Search code examples
pythonpython-3.xpypdf

Extracting a PDF Page With pypdf Consistently Creates PDF Without Any Pages


I am trying to programmatically split a PDF containing multiple articles into a PDF for each article. The read and page extraction appears to work, the file is created, but is only 311 bytes of what appears to contain PDF header information without any PDF pages, according to Adobe Reader.

I created a new one-page PDF that is about 132KB and a simple test program. The length of text looks correct but the output PDF is again only 311 bytes.

from pypdf import PdfReader, PdfWriter
input_pdf = PdfReader('testpdf.pdf')
page = input_pdf.pages[0]
print(len(page.extract_text()))
output = PdfWriter()
output.add_page = page
with open('testpdf_1.pdf', 'wb') as output_stream:
      output.write(output_stream)

If I run the code in a python interactive session, I see:

False, <_io.BufferedWriter name='testpdf_1.pdf'>) 

I am not sure this is an error, or at least I have not been able to find what the message means.

I am running pypdf 5.0.1 and python 3.8.0 in a venv.


Solution

  • based on your requirement,I believe the "page" should not be added to the PdfWriter object the way you did. You should call add_page method directly with output.add_page(page).I think the way you assigned output.add_page doesn't actually add the page but overwrites the method with the page object.Thats causing this issue.

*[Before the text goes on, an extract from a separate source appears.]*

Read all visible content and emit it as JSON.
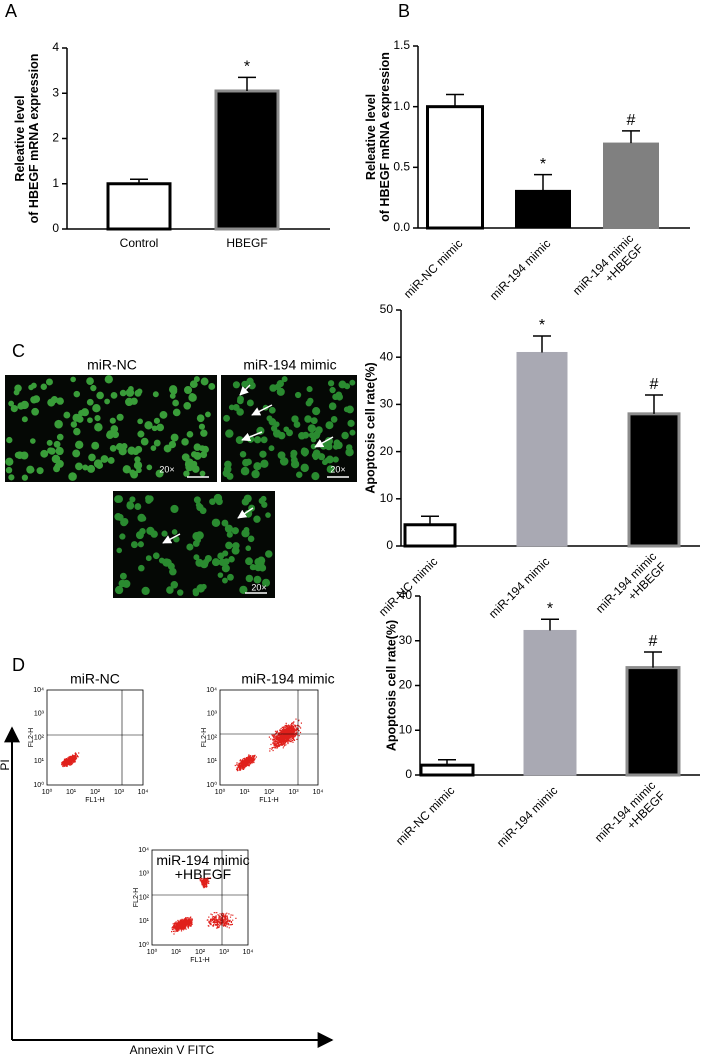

Please try below code and let me know if it works..otherwise we will try some other way.

     from pypdf import PdfReader, PdfWriter 
    input_pdf = PdfReader('testpdf.pdf')
    page = input_pdf.pages[0]
    print(len(page.extract_text()))  
    output = PdfWriter()
    output.add_page(page)  
    with open('testpdf_1.pdf', 'wb') as output_stream:
        output.write(output_stream)